Herein lie my attempts at both blogging and creating period clothing for various locations and times of the Renaissance. Enjoy

Friday, July 22, 2005

Excuses

Of course I've got excuses for not sewing. Mainly a lackadaisical summer attitude. And job interviews (and I even accepted one! woot!), and reading Harry Potter, and some historical books and novels (elizabethan and florentine. ;-)) And I just got The Honest Courtesan by Rosenthal, about Veronica Franco and her writings.

So, while I'm not technically costuming, I do feel like I've been doing legitimate research. Right, that's it....

Mostly I'm just lazy. Anywho, I did the teeny tiniest bit of sewing to "ease" myself back in. Hopefully this will lead to a whirlwind of more activity.

See my flemish diary for my new caul. Not very exciting, but at least its something after this almost-month-long hiatus.
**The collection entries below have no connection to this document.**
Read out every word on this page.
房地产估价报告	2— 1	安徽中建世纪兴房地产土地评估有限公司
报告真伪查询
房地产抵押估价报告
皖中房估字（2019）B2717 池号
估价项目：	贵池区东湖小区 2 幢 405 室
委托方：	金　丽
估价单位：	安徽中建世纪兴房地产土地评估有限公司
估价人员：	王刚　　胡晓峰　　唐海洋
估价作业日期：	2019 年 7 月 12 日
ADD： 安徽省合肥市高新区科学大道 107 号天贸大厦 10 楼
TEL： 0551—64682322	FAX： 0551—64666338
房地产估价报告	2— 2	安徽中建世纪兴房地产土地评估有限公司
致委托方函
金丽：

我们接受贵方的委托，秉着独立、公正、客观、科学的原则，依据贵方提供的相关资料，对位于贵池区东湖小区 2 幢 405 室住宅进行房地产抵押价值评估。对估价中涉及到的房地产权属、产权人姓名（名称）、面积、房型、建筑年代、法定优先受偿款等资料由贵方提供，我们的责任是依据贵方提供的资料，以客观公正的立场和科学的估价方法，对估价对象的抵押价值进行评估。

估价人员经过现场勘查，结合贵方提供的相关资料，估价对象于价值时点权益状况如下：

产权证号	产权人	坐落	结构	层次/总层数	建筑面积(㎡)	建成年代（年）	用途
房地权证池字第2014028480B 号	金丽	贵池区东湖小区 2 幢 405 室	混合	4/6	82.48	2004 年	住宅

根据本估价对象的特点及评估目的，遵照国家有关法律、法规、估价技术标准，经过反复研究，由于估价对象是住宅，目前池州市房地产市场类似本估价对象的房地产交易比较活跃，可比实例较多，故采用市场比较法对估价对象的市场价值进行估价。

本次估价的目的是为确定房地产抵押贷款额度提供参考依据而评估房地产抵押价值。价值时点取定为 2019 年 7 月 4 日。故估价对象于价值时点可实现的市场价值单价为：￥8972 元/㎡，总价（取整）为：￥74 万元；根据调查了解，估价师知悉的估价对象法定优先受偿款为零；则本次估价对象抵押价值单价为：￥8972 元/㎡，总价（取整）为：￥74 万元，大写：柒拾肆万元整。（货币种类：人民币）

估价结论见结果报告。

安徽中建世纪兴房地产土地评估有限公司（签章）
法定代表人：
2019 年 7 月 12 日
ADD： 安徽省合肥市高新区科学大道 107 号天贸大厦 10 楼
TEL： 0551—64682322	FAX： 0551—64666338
And, because I liked this, and hope it will inspire my current peasant project, I thought I'd share:

"A fair and happy milkmaid is a country wench, that is so far from making herself beautiful by art, that one look of hers is able to put all face-physic out of countenance. She knows a fair look is but a dumb orator to commend virtue, therefore minds it not. All her excellencies stand in her so silently, as if they had stolen upon her without her knowledge. The lining of her apparel (which is herself) is far better than outsides of tissue; for though she be not arrayed in the spoil of the silkworm, she is decked in innocency, a far better wearing. She doth not, with lying long abed, spoil both her complexion and conditions. Nature hath taught her too immoderate sleep is rust to the soul. She rises therefore with the chanticleer, her dame's cock, and at night makes the lamb her curfew. In milking a cow, and straining the teats through her fingers, it seems that so sweet a milk-press makes the milk the whiter or sweeter; for never came almond glove or aromatic ointment on her palm to taint it. The golden ears of corn fall and kiss her feet when she reaps them, as if they wished to be bound and led prisoners by the same hand that felled them. Her breath is her own, which scents all the year long of June, like a new-made hay-cock. She makes her hand hard with labour, and her heart soft with pity; and when winter evenings fall early (sitting at her merry wheel) she sings a defiance to the giddy wheel of fortune...Lastly, her dreams are so chaste, that she dare tell them; only a Fridays' dream is all her superstition: that she conceals for fear of anger. Thus lives she, and all her care is she may die in the spring-time, to have store of flowers stuck upon her winding sheet."

I confess that I couldn't tell from the book I got this (called 1603, by Christopher Lee) whether the passage was from Shakespeare's "The Winter's Tale," or Overbury's "Characters." Either way, it is prettily written, and I think is a nice balance of true and romanticized peasants.